From the auto industry that made our state famous to the “mighty” Mackinac Bridge that travelers still marvel at decades after its construction, our skilled tradesmen and women have driven us forward practically since statehood.
Yet we have trouble filling jobs in the skilled trades. It’s expected that Michigan will add 15,000 jobs in the professional trades every year through 2024, but we lack people with the training and experience to fill them.
One of the incentives these jobs offer is a good salary. That’s why it’s even more astonishing that special interests are trying to repeal Michigan’s prevailing wage law. These special interests, mostly contractors who hope to be able to pay their employees less, have worked to gather signatures to put the issue before the state Legislature or on the 2018 ballot.
Contrary to what you might have heard, the law doesn’t force companies to pay workers union wages or require that only union workers be hired for a construction job. It stipulates that for state-funded work projects, employees receive a pay rate based on a survey of actual wages and benefits in the area.
Studies suggest that if Michigan’s prevailing wage law is repealed, salaries for construction workers would drop by 20 percent to 50 percent. Just think about what it would be like to have your salary cut in half. Would you want to stay in that job? Most likely, you’d be looking for a new line of work. At a time when Michigan is trying to attract more skilled trades workers, repeal would be a terrible mistake.

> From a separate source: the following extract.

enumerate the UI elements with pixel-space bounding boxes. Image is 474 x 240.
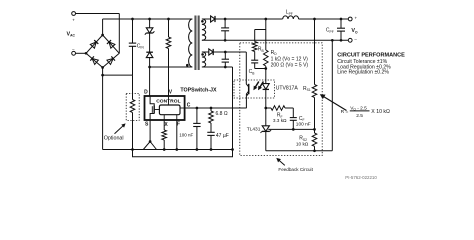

Not only does prevailing wage ensure a good quality of life for people who choose these careers, it ensures that our roads and schools are built on time and on budget. It allows the workers to provide for their families and support local businesses while laying the groundwork – quite literally – for a well-built Michigan that will attract further investment.
We must protect Michigan’s prevailing wage law.
State Rep. Erika Geiss (D-Taylor) represents the 12th District.